From this awesome social problem, De Soto extracts an intriguing political message. He argues, in effect, that these black marketeers represent the huddled masses of Latin America, much more than do those richer workers who subscribe to Marxist doctrine. The main aspiration of the informals is to private property--to the legitimization of the small businesses they run and ownership of the houses they have built--while their main enemy is the bureaucratic state. In Peru’s case, the bureaucratic state has been run by an elite, sometimes under democratic control, more often under army control.

It requires no great effort of the imagination to see that, while the existing structure is deeply discouraging for the underclass, Marxist-Leninist control of the means of production would be disastrous. The logical conclusion of De Soto’s argument is that nothing could be more hostile to the interests of those on the lowest rung of the ladder than Marxism--a middle-class credo that seeks to take control of the existing elitist bureaucratic state, nominally in the interests of the poor, and transform it into a source of absolute authority. One does not need to look to Latin America to see the force of De Soto’s argument; the flourishing black economies in Eastern Europe and China, only now beginning to gain legal recognition, are a case in point.

De Soto’s book delves deeper into the complex social structures of Third-World society than simple-minded revolutionaries would prefer. The research work presented here is important, and his conclusions break dramatic new ground. All the same, students of Latin America should not underestimate the extent to which the marginals’ yearning for official recognition, when frustrated, can transform itself into a hatred for the system and for the moneyed class.

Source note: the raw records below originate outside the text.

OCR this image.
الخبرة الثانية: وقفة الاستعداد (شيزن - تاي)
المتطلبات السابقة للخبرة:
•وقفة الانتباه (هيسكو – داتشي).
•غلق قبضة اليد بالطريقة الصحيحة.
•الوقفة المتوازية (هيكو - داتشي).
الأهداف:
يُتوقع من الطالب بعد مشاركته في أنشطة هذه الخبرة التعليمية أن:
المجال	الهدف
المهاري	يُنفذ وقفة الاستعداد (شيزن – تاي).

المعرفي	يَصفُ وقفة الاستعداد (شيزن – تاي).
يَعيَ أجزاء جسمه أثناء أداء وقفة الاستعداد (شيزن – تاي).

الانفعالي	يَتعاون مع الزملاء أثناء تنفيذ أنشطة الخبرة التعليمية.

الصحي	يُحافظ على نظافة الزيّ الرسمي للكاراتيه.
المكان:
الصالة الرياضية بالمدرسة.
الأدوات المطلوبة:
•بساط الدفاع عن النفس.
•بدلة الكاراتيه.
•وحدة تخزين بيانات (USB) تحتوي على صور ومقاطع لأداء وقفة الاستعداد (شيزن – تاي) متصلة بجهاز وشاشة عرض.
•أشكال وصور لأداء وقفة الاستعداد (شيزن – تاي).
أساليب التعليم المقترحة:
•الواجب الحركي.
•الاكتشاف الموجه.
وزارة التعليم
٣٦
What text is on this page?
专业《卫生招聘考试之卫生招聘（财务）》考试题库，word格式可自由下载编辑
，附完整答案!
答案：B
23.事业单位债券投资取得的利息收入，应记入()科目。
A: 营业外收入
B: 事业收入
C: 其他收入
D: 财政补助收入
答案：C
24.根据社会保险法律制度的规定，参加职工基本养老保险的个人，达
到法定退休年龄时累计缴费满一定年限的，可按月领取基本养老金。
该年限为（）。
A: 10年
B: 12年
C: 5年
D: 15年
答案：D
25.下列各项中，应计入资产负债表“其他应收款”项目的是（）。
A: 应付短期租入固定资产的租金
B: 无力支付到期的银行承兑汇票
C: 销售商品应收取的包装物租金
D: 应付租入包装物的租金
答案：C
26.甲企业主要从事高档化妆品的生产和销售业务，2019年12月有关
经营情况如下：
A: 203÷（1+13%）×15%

Peru, after all, not only has the largest Marxist-left movement in Latin America (supported by around a third of the electorate), but is run by an avowedly left-of-center president, and possesses the continent’s biggest and most savage far-left guerrilla movement, Shining Path (to which the title of this study presumably refers). The informals may be budding capitalists, and Marxism their most dangerous enemy, but it seems that a lot of them are not aware of it yet.